Ricerca e scrittura presuppongono molto spazio, sono necessari solitudine, riflessione interiore e un
completo isolamento dal mondo. È necessario aver un buon rapporto con se stessi, occorre ascoltarsi e seguire ciò che ci suggerisce la parte di più profonda di noi. Nella quotidianità non è semplice, cerco sempre di ritagliarmi qualche spazio per dedicarlo alla scrittura, ma tali spazi, tra il mio lavoro di insegnante e i miei ruoli di moglie e mamma sembrano sempre troppo pochi. Per scrivere un libro ci vogliono settimane, a volte mesi e puoi conciliare impegni così gravosi come l’insegnamento, la famiglia e la scrittura solo se hai molta passione e solo se chi ti sta accanto comprende e ti aiuta in questa impresa. In genere scrivo nel periodo estivo, quando riesco a dedicare almeno un paio d’ore al giorno alla scrittura.
Quando termini la stesura di un romanzo, che sensazioni provi? Quando finisco di scrivere, tiro un sospiro di felicità per essere riuscita a portare a termine un’impresa che sembrava ardua. Credo che la grande speranza di ogni autore, sia riuscire a scrivere qualcosa che valga davvero la pena leggere, che cambi in meglio il lettore e il mondo che lo circonda.
C’è un grande classico della letteratura, o uno scrittore del passato che senti abbia influenzato, in qualche modo, il tuo stile narrativo?
La capacità manzoniana di far trasparire l’ironia nella scrittura rimarrà sempre per me un punto di
riferimento a cui tendere. E poi, il già citato Umberto Eco credo che abbia molto influenzato la mia
scrittura, anche se il suo stile rimane unico e irraggiungibile.
Come nascono nella tua mente i personaggi comprimari dei tuoi romanzi?
Nascono dalla fantasia mescolata alle suggestioni del reale e forse anche dal mio inconscio. Nei personaggi, o scrittore, anche inconsapevolmente, mette qualcosa di sé, qualcosa di vero e riconoscibile.
C’è un altro personaggio storico di cui vorresti raccontare le gesta attraverso un nuovo romanzo?
In questo momento non c’è un personaggio in particolare che suscita la mia curiosità. Più in generale mi piacerebbe scrivere un romanzo su una qualche donna che abbia avuto un ruolo determinante nella storia.
Le grandi donne della storia, rimangono ancora oggi delle cenerentole, mi piacerebbe dar loro nuova dignità. Certo ce ne sono tante, avrei l’imbarazzo della scelta.
Parliamo del tuo libro: Il mistero della tomba di Federico II, finalista regionale al Premio RAI La Giara 2013. Com’è nata l’idea, cosa vorresti dire ai tuoi lettori per invogliarli nella lettura?
Tutto è cominciato sette anni fa, da un invito di mio padre a leggere un articolo su un quotidiano locale in cui si parlava della tomba di Federico, della sua apertura e dei resti di una donna sepolta accanto a lui di cui non si riusciva a capire l’identità.

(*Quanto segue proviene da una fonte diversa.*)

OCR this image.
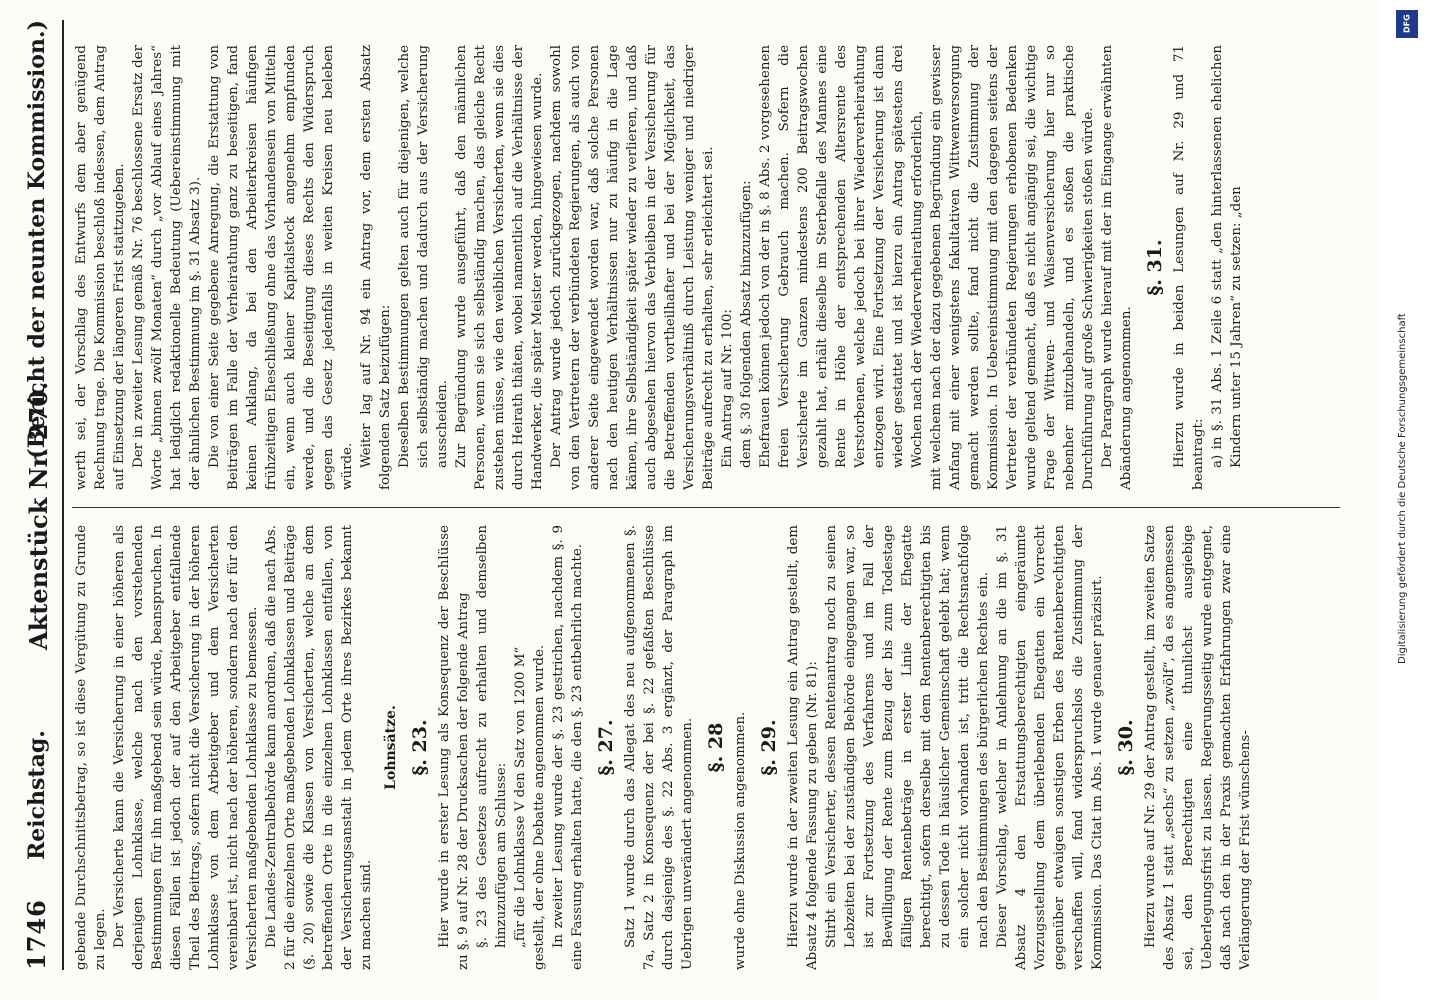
1746
Reichstag.
Aktenstück Nr. 270.
(Bericht der neunten Kommission.)

gebende Durchschnittsbetrag, so ist diese Vergütung zu Grunde zu legen. Der Versicherte kann die Versicherung in einer höheren als derjenigen Lohnklasse, welche nach den vorstehenden Bestimmungen für ihn maßgebend sein würde, beanspruchen. In diesen Fällen ist jedoch der auf den Arbeitgeber entfallende Theil des Beitrags, sofern nicht die Versicherung in der höheren Lohnklasse von dem Arbeitgeber und dem Versicherten vereinbart ist, nicht nach der höheren, sondern nach der für den Versicherten maßgebenden Lohnklasse zu bemessen. Die Landes-Zentralbehörde kann anordnen, daß die nach Abs. 2 für die einzelnen Orte maßgebenden Lohnklassen und Beiträge (§. 20) sowie die Klassen von Versicherten, welche an dem betreffenden Orte in die einzelnen Lohnklassen entfallen, von der Versicherungsanstalt in jedem Orte ihres Bezirkes bekannt zu machen sind.

Lohnsätze. §. 23. Hier wurde in erster Lesung als Konsequenz der Beschlüsse zu §. 9 auf Nr. 28 der Drucksachen der folgende Antrag §. 23 des Gesetzes aufrecht zu erhalten und demselben hinzuzufügen am Schlusse: „für die Lohnklasse V den Satz von 1200 M“ gestellt, der ohne Debatte angenommen wurde. In zweiter Lesung wurde der §. 23 gestrichen, nachdem §. 9 eine Fassung erhalten hatte, die den §. 23 entbehrlich machte. §. 27. Satz 1 wurde durch das Allegat des neu aufgenommenen §. 7a, Satz 2 in Konsequenz der bei §. 22 gefaßten Beschlüsse durch dasjenige des §. 22 Abs. 3 ergänzt, der Paragraph im Uebrigen unverändert angenommen. §. 28 wurde ohne Diskussion angenommen. §. 29. Hierzu wurde in der zweiten Lesung ein Antrag gestellt, dem Absatz 4 folgende Fassung zu geben (Nr. 81): Stirbt ein Versicherter, dessen Rentenantrag noch zu seinen Lebzeiten bei der zuständigen Behörde eingegangen war, so ist zur Fortsetzung des Verfahrens und im Fall der Bewilligung der Rente zum Bezug der bis zum Todestage fälligen Rentenbeträge in erster Linie der Ehegatte berechtigt, sofern derselbe mit dem Rentenberechtigten bis zu dessen Tode in häuslicher Gemeinschaft gelebt hat; wenn ein solcher nicht vorhanden ist, tritt die Rechtsnachfolge nach den Bestimmungen des bürgerlichen Rechtes ein. Dieser Vorschlag, welcher in Anlehnung an die im §. 31 Absatz 4 den Erstattungsberechtigten eingeräumte Vorzugsstellung dem überlebenden Ehegatten ein Vorrecht gegenüber etwaigen sonstigen Erben des Rentenberechtigten verschaffen will, fand widerspruchslos die Zustimmung der Kommission. Das Citat im Abs. 1 wurde genauer präzisirt. §. 30. Hierzu wurde auf Nr. 29 der Antrag gestellt, im zweiten Satze des Absatz 1 statt „sechs“ zu setzen „zwölf“, da es angemessen sei, den Berechtigten eine thunlichst ausgiebige Ueberlegungsfrist zu lassen. Regierungsseitig wurde entgegnet, daß nach den in der Praxis gemachten Erfahrungen zwar eine Verlängerung der Frist wünschens-

werth sei, der Vorschlag des Entwurfs dem aber genügend Rechnung trage. Die Kommission beschloß indessen, dem Antrag auf Einsetzung der längeren Frist stattzugeben. Der in zweiter Lesung gemäß Nr. 76 beschlossene Ersatz der Worte „binnen zwölf Monaten“ durch „vor Ablauf eines Jahres“ hat lediglich redaktionelle Bedeutung (Uebereinstimmung mit der ähnlichen Bestimmung im §. 31 Absatz 3). Die von einer Seite gegebene Anregung, die Erstattung von Beiträgen im Falle der Verheirathung ganz zu beseitigen, fand keinen Anklang, da bei den Arbeiterkreisen häufigen frühzeitigen Eheschließung ohne das Vorhandensein von Mitteln ein, wenn auch kleiner Kapitalstock angenehm empfunden werde, und die Beseitigung dieses Rechts den Widerspruch gegen das Gesetz jedenfalls in weiten Kreisen neu beleben würde. Weiter lag auf Nr. 94 ein Antrag vor, dem ersten Absatz folgenden Satz beizufügen: Dieselben Bestimmungen gelten auch für diejenigen, welche sich selbständig machen und dadurch aus der Versicherung ausscheiden. Zur Begründung wurde ausgeführt, daß den männlichen Personen, wenn sie sich selbständig machen, das gleiche Recht zustehen müsse, wie den weiblichen Versicherten, wenn sie dies durch Heirath thäten, wobei namentlich auf die Verhältnisse der Handwerker, die später Meister werden, hingewiesen wurde. Der Antrag wurde jedoch zurückgezogen, nachdem sowohl von den Vertretern der verbündeten Regierungen, als auch von anderer Seite eingewendet worden war, daß solche Personen nach den heutigen Verhältnissen nur zu häufig in die Lage kämen, ihre Selbständigkeit später wieder zu verlieren, und daß auch abgesehen hiervon das Verbleiben in der Versicherung für die Betreffenden vortheilhafter und bei der Möglichkeit, das Versicherungsverhältniß durch Leistung weniger und niedriger Beiträge aufrecht zu erhalten, sehr erleichtert sei. Ein Antrag auf Nr. 100: dem §. 30 folgenden Absatz hinzuzufügen: Ehefrauen können jedoch von der in §. 8 Abs. 2 vorgesehenen freien Versicherung Gebrauch machen. Sofern die Versicherte im Ganzen mindestens 200 Beitragswochen gezahlt hat, erhält dieselbe im Sterbefalle des Mannes eine Rente in Höhe der entsprechenden Altersrente des Verstorbenen, welche jedoch bei ihrer Wiederverheirathung entzogen wird. Eine Fortsetzung der Versicherung ist dann wieder gestattet und ist hierzu ein Antrag spätestens drei Wochen nach der Wiederverheirathung erforderlich, mit welchem nach der dazu gegebenen Begründung ein gewisser Anfang mit einer wenigstens fakultativen Wittwenversorgung gemacht werden sollte, fand nicht die Zustimmung der Kommission. In Uebereinstimmung mit den dagegen seitens der Vertreter der verbündeten Regierungen erhobenen Bedenken wurde geltend gemacht, daß es nicht angängig sei, die wichtige Frage der Wittwen- und Waisenversicherung hier nur so nebenher mitzubehandeln, und es stoßen die praktische Durchführung auf große Schwierigkeiten stoßen würde. Der Paragraph wurde hierauf mit der im Eingange erwähnten Abänderung angenommen.

§. 31. Hierzu wurde in beiden Lesungen auf Nr. 29 und 71 beantragt: a) in §. 31 Abs. 1 Zeile 6 statt „den hinterlassenen ehelichen Kindern unter 15 Jahren“ zu setzen: „den

DFG
Digitalisierung gefördert durch die Deutsche Forschungsgemeinschaft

Mio padre mi suggerì quella lettura perché era convinto che ne potesse venire fuori la trama di un romanzo. Purtroppo mio padre morì qualche giorno dopo all’improvviso. E quel suo suggerimento divenne una sorta di testamento morale.

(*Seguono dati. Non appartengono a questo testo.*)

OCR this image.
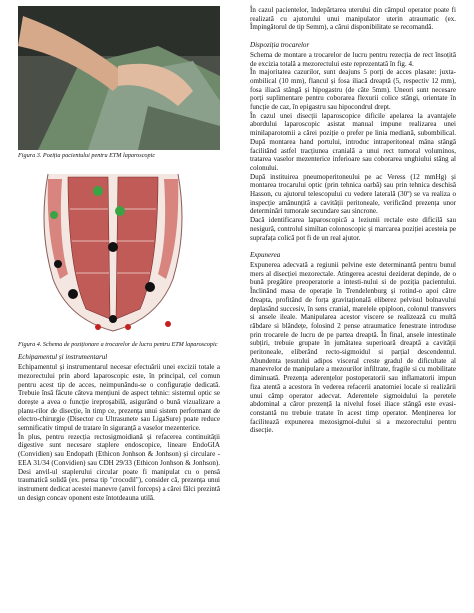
Figura 3. Poziția pacientului pentru ETM laparoscopic
Figura 4. Schema de poziționare a trocarelor de lucru pentru ETM laparoscopic
Echipamentul și instrumentarul

Echipamentul și instrumentarul necesar efectuării unei excizii totale a mezorectului prin abord laparoscopic este, în principal, cel comun pentru acest tip de acces, neimpunându-se o configurație dedicată. Trebuie însă făcute câteva mențiuni de aspect tehnic: sistemul optic se dorește a avea o funcție ireproșabilă, asigurând o bună vizualizare a planu-rilor de disecție, în timp ce, prezența unui sistem performant de electro-chirurgie (Disector cu Ultrasunete sau LigaSure) poate reduce semnificativ timpul de tratare în siguranță a vaselor mezenterice.

În plus, pentru rezecția rectosigmoidiană și refacerea continuității digestive sunt necesare staplere endoscopice, lineare EndoGIA (Convidien) sau Endopath (Ethicon Jonhson & Jonhson) și circulare - EEA 31/34 (Convidien) sau CDH 29/33 (Ethicon Jonhson & Jonhson). Desi anvil-ul staplerului circular poate fi manipulat cu o pensă traumatică solidă (ex. pensa tip "crocodil"), consider că, prezența unui instrument dedicat acestei manevre (anvil forceps) a cărei fălci prezintă un design concav oponent este întotdeauna utilă.

În cazul pacientelor, îndepărtarea uterului din câmpul operator poate fi realizată cu ajutorului unui manipulator uterin atraumatic (ex. Împingătorul de tip Semm), a cărui disponibilitate se recomandă.

Dispoziția trocarelor

Schema de montare a trocarelor de lucru pentru rezecția de rect însoțită de excizia totală a mezorectului este reprezentată în fig. 4.

În majoritatea cazurilor, sunt deajuns 5 porți de acces plasate: juxta-ombilical (10 mm), flancul și fosa iliacă dreaptă (5, respectiv 12 mm), fosa iliacă stângă și hipogastru (de câte 5mm). Uneori sunt necesare porți suplimentare pentru coborarea flexurii colice stângi, orientate în funcție de caz, în epigastru sau hipocondrul drept.

În cazul unei disecții laparoscopice dificile apelarea la avantajele abordului laparoscopic asistat manual impune realizarea unei minilaparotomii a cărei poziție o prefer pe linia mediană, subombilical. După montarea hand portului, introduc intraperitoneal mâna stângă facilitând astfel tracțiunea cranială a unui rect tumoral voluminos, tratarea vaselor mezenterice inferioare sau coborarea unghiului stâng al colonului.

După instituirea pneumoperitoneului pe ac Veress (12 mmHg) și montarea trocarului optic (prin tehnica oarbă) sau prin tehnica deschisă Hasson, cu ajutorul telescopului cu vedere laterală (30º) se va realiza o inspecție amănunțită a cavității peritoneale, verificând prezența unor determinări tumorale secundare sau sincrone.

Dacă identificarea laparoscopică a leziunii rectale este dificilă sau nesigură, controlul similtan colonoscopic și marcarea poziției acesteia pe suprafața colică pot fi de un real ajutor.

Expunerea

Expunerea adecvată a regiunii pelvine este determinantă pentru bunul mers al disecției mezorectale. Atingerea acestui deziderat depinde, de o bună pregătire preoperatorie a intesti-nului si de poziția pacientului. Înclinând masa de operație în Trendelenburg și rotind-o apoi către dreapta, profitând de forța gravitațională eliberez pelvisul bolnavului deplasând succesiv, în sens cranial, marelele epiploon, colonul transvers si ansele ileale. Manipularea acestor viscere se realizează cu multă răbdare si blândețe, folosind 2 pense atraumatice fenestrate introduse prin trocarele de lucru de pe partea dreaptă. În final, ansele intestinale subțiri, trebuie grupate în jumătatea superioară dreaptă a cavității peritoneale, eliberând recto-sigmoidul si parțial descendentul. Abundenta țesutului adipos visceral creste gradul de dificultate al manevrelor de manipulare a mezourilor infiltrate, fragile si cu mobilitate diminuată. Prezența aderențelor postoperatorii sau inflamatorii impun fiza atentă a acestora în vederea refacerii anatomiei locale si realizării unui câmp operator adecvat. Aderentele sigmoidului la peretele abdominal a căror prezență la nivelul fosei iliace stângă este evasi-constantă nu trebuie tratate în acest timp operator. Menținerea lor facilitează expunerea mezosigmoi-dului si a mezorectului pentru disecție.
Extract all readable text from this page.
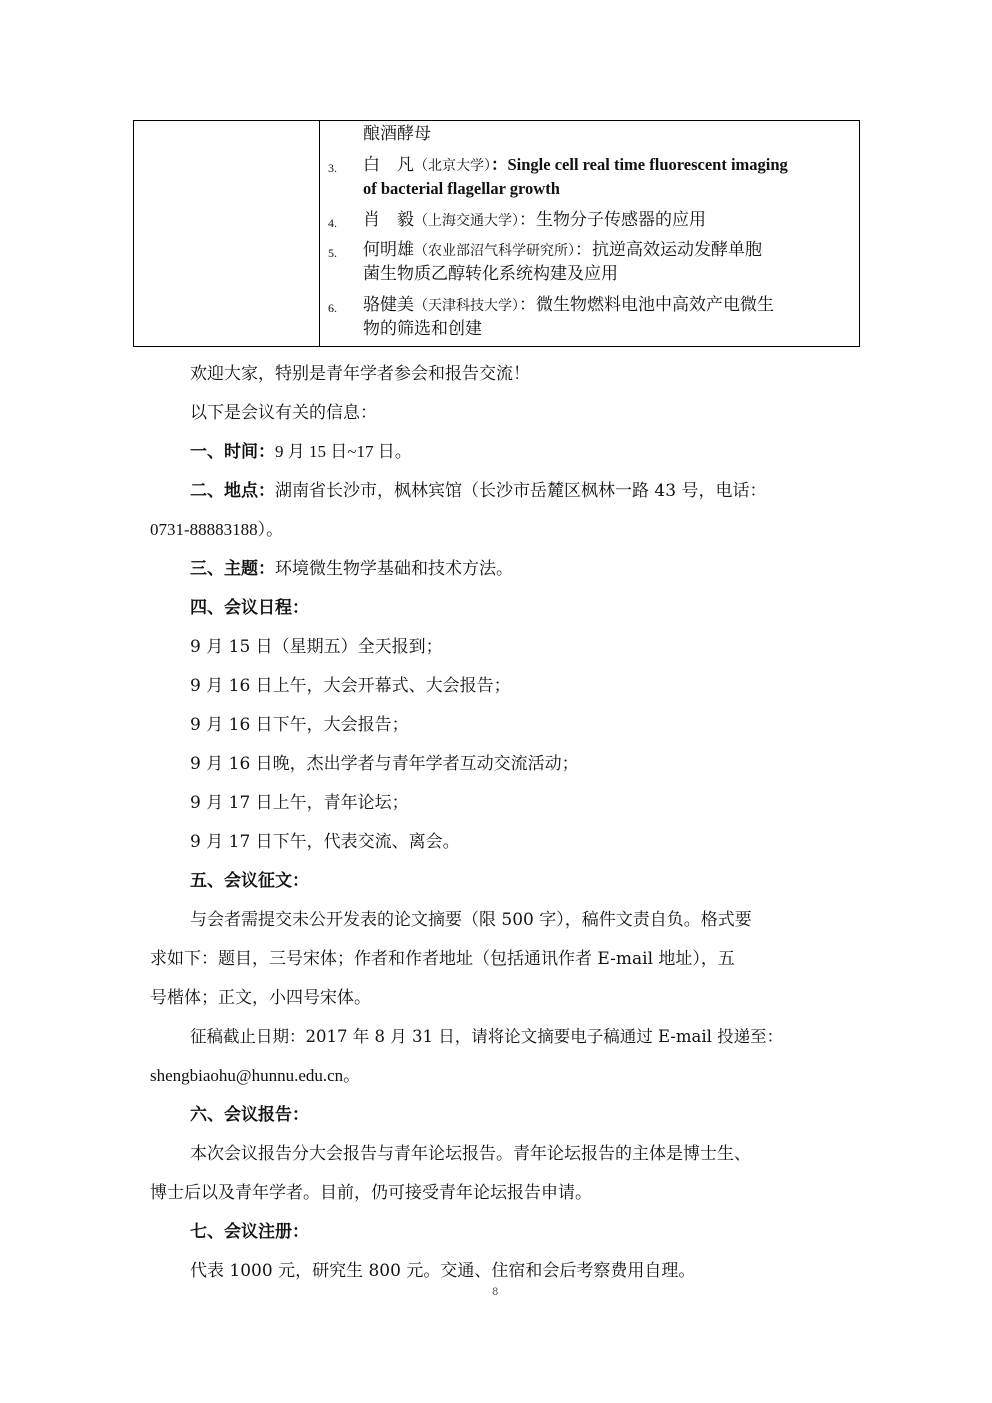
酿酒酵母
3. 白　凡（北京大学）：Single cell real time fluorescent imaging
of bacterial flagellar growth
4. 肖　毅（上海交通大学）：生物分子传感器的应用
5. 何明雄（农业部沼气科学研究所）：抗逆高效运动发酵单胞
菌生物质乙醇转化系统构建及应用
6. 骆健美（天津科技大学）：微生物燃料电池中高效产电微生
物的筛选和创建
欢迎大家，特别是青年学者参会和报告交流！
以下是会议有关的信息：
一、时间：9 月 15 日~17 日。
二、地点：湖南省长沙市，枫林宾馆（长沙市岳麓区枫林一路 43 号，电话：
0731-88883188）。
三、主题：环境微生物学基础和技术方法。
四、会议日程：
9 月 15 日（星期五）全天报到；
9 月 16 日上午，大会开幕式、大会报告；
9 月 16 日下午，大会报告；
9 月 16 日晚，杰出学者与青年学者互动交流活动；
9 月 17 日上午，青年论坛；
9 月 17 日下午，代表交流、离会。
五、会议征文：
与会者需提交未公开发表的论文摘要（限 500 字），稿件文责自负。格式要
求如下：题目，三号宋体；作者和作者地址（包括通讯作者 E-mail 地址），五
号楷体；正文，小四号宋体。
征稿截止日期：2017 年 8 月 31 日，请将论文摘要电子稿通过 E-mail 投递至：
shengbiaohu@hunnu.edu.cn。
六、会议报告：
本次会议报告分大会报告与青年论坛报告。青年论坛报告的主体是博士生、
博士后以及青年学者。目前，仍可接受青年论坛报告申请。
七、会议注册：
代表 1000 元，研究生 800 元。交通、住宿和会后考察费用自理。
8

La ricerca storica, in particolare, relativa alla stesura di questo tuo ultimo romanzo è stata per lo più incentrata sulla storia della Sicilia. Il desiderio o la ”lampadina”, che ti hanno fatto decidere di dedicare a Federico II un tuo romanzo, sono scaturiti proprio dallo studio delle origini storiche della Sicilia oppure avevi una predilezione per Federico II?

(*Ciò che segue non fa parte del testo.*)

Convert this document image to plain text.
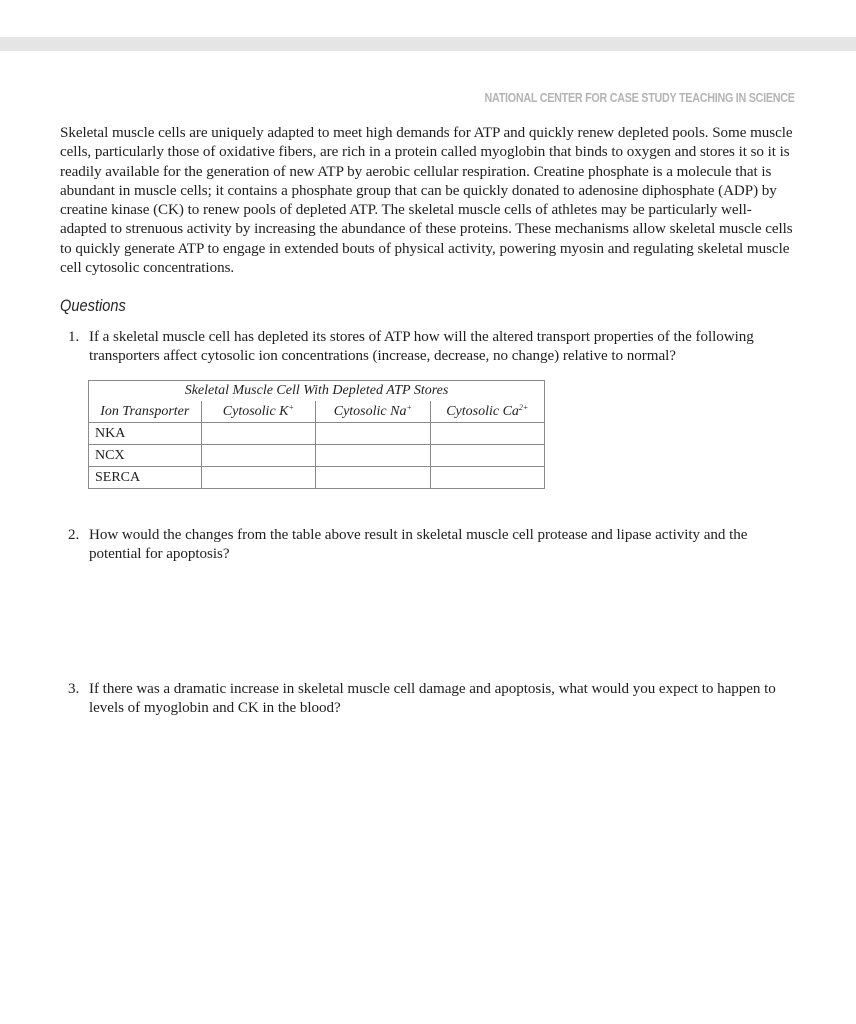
NATIONAL CENTER FOR CASE STUDY TEACHING IN SCIENCE

Skeletal muscle cells are uniquely adapted to meet high demands for ATP and quickly renew depleted pools. Some muscle cells, particularly those of oxidative fibers, are rich in a protein called myoglobin that binds to oxygen and stores it so it is readily available for the generation of new ATP by aerobic cellular respiration. Creatine phosphate is a molecule that is abundant in muscle cells; it contains a phosphate group that can be quickly donated to adenosine diphosphate (ADP) by creatine kinase (CK) to renew pools of depleted ATP. The skeletal muscle cells of athletes may be particularly well-adapted to strenuous activity by increasing the abundance of these proteins. These mechanisms allow skeletal muscle cells to quickly generate ATP to engage in extended bouts of physical activity, powering myosin and regulating skeletal muscle cell cytosolic concentrations.

Questions
1. If a skeletal muscle cell has depleted its stores of ATP how will the altered transport properties of the following transporters affect cytosolic ion concentrations (increase, decrease, no change) relative to normal?
Skeletal Muscle Cell With Depleted ATP Stores			
Ion Transporter	Cytosolic K+	Cytosolic Na+	Cytosolic $Ca^{2+}$
NKA			
NCX			
SERCA			
2. How would the changes from the table above result in skeletal muscle cell protease and lipase activity and the potential for apoptosis?
3. If there was a dramatic increase in skeletal muscle cell damage and apoptosis, what would you expect to happen to levels of myoglobin and CK in the blood?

La scelta è venuta fuori dalle ricerche che feci sulla questione della tomba di Federico. Notai che la storia era molto intricata e, in particolare, da quando le indagini scientifiche avevano dato prova certa che i resti del terzo corpo appartenessero ad una donna, storici e storiografi si scervellavano per poter capire l’identità, ipotizzando alcuni nomi di donne che avrebbero potuto essere sepolte accanto all’Imperatore.
Insomma c’erano tutti i presupposti per costruire una trama attorno alla questione includendo ovviamente il grande Federico. Inoltre all’Università di Lettere, avevo avuto l’occasione di studiare le due opere storiografiche (a mio parere più complete) su Federico II e la sua epoca come “Federico II imperatore” di Ernst H. Kantorowicz e “Federico II” di David Abulafia, quindi avevo già una conoscenza pregressa molto ampia sul personaggio storico e il suo tempo.
Grazie per la tua disponibilità Daniela! A presto con le prossime interviste di TSD!